A estudante de Nutrição Thaissa Gabriely de Oliveira Marques, de 21 anos, foi morta a facadas na tarde de sexta-feira (11), enquanto trabalhava distribuindo panfletos em frente a uma academia em Londrina, no norte do Paraná. Um homem de 21 anos foi preso após o crime e, segundo informações divulgadas sobre o depoimento, admitiu a autoria e relatou à polícia que pretendia cometer violência sexual contra a jovem. O caso permanece sob investigação da Polícia Civil do Paraná (PCPR).
Thaissa estava na reta final da graduação em Nutrição no Centro Universitário Filadélfia (UniFil). Ela havia sido contratada recentemente para trabalhar na divulgação de uma academia localizada na Avenida Celso Garcia Cid, na zona leste da cidade. O estabelecimento ainda não havia sido inaugurado.
As informações disponíveis até este sábado (12) apontam que o suspeito se aproximou da estudante enquanto ela entregava panfletos e teria pedido informações sobre a academia. Em seguida, segundo relatos reunidos pela imprensa local, ele teria solicitado que Thaissa mostrasse o interior do estabelecimento.
Suspeito confessa intenção de crime sexual
Após ser preso, o suspeito declarou à polícia que já observava a estudante havia algum tempo antes da abordagem e que pretendia cometer um crime sexual. Segundo a versão atribuída a ele, Thaissa resistiu e tentou escapar. A jovem acabou atacada com diversos golpes de faca e morreu no local.
Outras informações preliminares indicam que a vítima teria lutado para fugir do agressor. Os dois teriam descido uma escada em direção ao estacionamento e chegado à área interna de um barracão, onde ocorreu o ataque. Essa dinâmica ainda integra a apuração policial e deverá ser esclarecida oficialmente durante a investigação.
O suspeito foi detido e permanece preso. A PCPR informou ao Metrópoles que continua investigando o caso. A apuração deverá esclarecer integralmente a sequência dos acontecimentos, as circunstâncias da abordagem e a responsabilização criminal do investigado.
Thaissa estava concluindo faculdade
A morte provocou forte comoção em Londrina, principalmente entre familiares, amigos e integrantes da comunidade acadêmica. Thaissa tinha apenas 21 anos e estava na fase final do curso de Nutrição da UniFil.

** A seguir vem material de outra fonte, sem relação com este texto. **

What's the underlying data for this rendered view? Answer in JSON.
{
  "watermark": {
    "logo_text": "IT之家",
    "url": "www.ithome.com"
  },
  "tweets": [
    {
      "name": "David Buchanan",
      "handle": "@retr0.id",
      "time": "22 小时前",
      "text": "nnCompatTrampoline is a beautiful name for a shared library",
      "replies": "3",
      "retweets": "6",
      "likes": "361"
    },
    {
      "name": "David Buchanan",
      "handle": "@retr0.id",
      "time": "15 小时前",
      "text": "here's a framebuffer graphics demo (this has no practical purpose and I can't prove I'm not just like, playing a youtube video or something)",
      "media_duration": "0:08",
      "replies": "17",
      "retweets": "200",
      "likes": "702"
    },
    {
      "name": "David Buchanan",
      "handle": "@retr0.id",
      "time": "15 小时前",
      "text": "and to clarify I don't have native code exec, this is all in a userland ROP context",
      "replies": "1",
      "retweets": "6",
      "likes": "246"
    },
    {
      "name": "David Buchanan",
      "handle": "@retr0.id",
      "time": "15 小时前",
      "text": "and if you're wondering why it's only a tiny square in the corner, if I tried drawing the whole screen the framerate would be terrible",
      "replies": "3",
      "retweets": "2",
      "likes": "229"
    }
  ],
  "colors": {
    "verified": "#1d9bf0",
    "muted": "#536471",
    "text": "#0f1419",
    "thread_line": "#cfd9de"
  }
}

A Prefeitura de Londrina divulgou nota lamentando a morte e prestando solidariedade aos familiares e amigos da estudante. O município classificou a morte como brutal e associou o episódio ao cenário de violência enfrentado por mulheres no país.
O Laboratório de Estudos de Feminicídios (Lesfem) também se manifestou. A entidade destacou que Thaissa tinha projetos, vínculos familiares e uma trajetória acadêmica em construção. Em nota, afirmou que a violência responsável pela morte da universitária não deve ser analisada de maneira isolada e integra um problema estrutural acompanhado pelo laboratório.
Familiares também cobraram justiça. Em manifestação neste sábado, uma prima da estudante falou sobre a dimensão da perda e pediu responsabilização pelo crime, além de apoio psicológico aos parentes atingidos pela morte.
Investigação e despedida
O velório de Thaissa começou às 7h deste sábado (12), na Administração dos Cemitérios e Serviços Funerários de Londrina (Acesf). O sepultamento estava previsto para ocorrer por volta das 17h, no Cemitério Padre Anchieta.
A Polícia Civil mantém as investigações. Embora o suspeito tenha feito declarações sobre a autoria e a intenção sexual atribuída à abordagem, a dinâmica completa e o enquadramento jurídico definitivo dependerão da conclusão do inquérito e das demais etapas da persecução penal.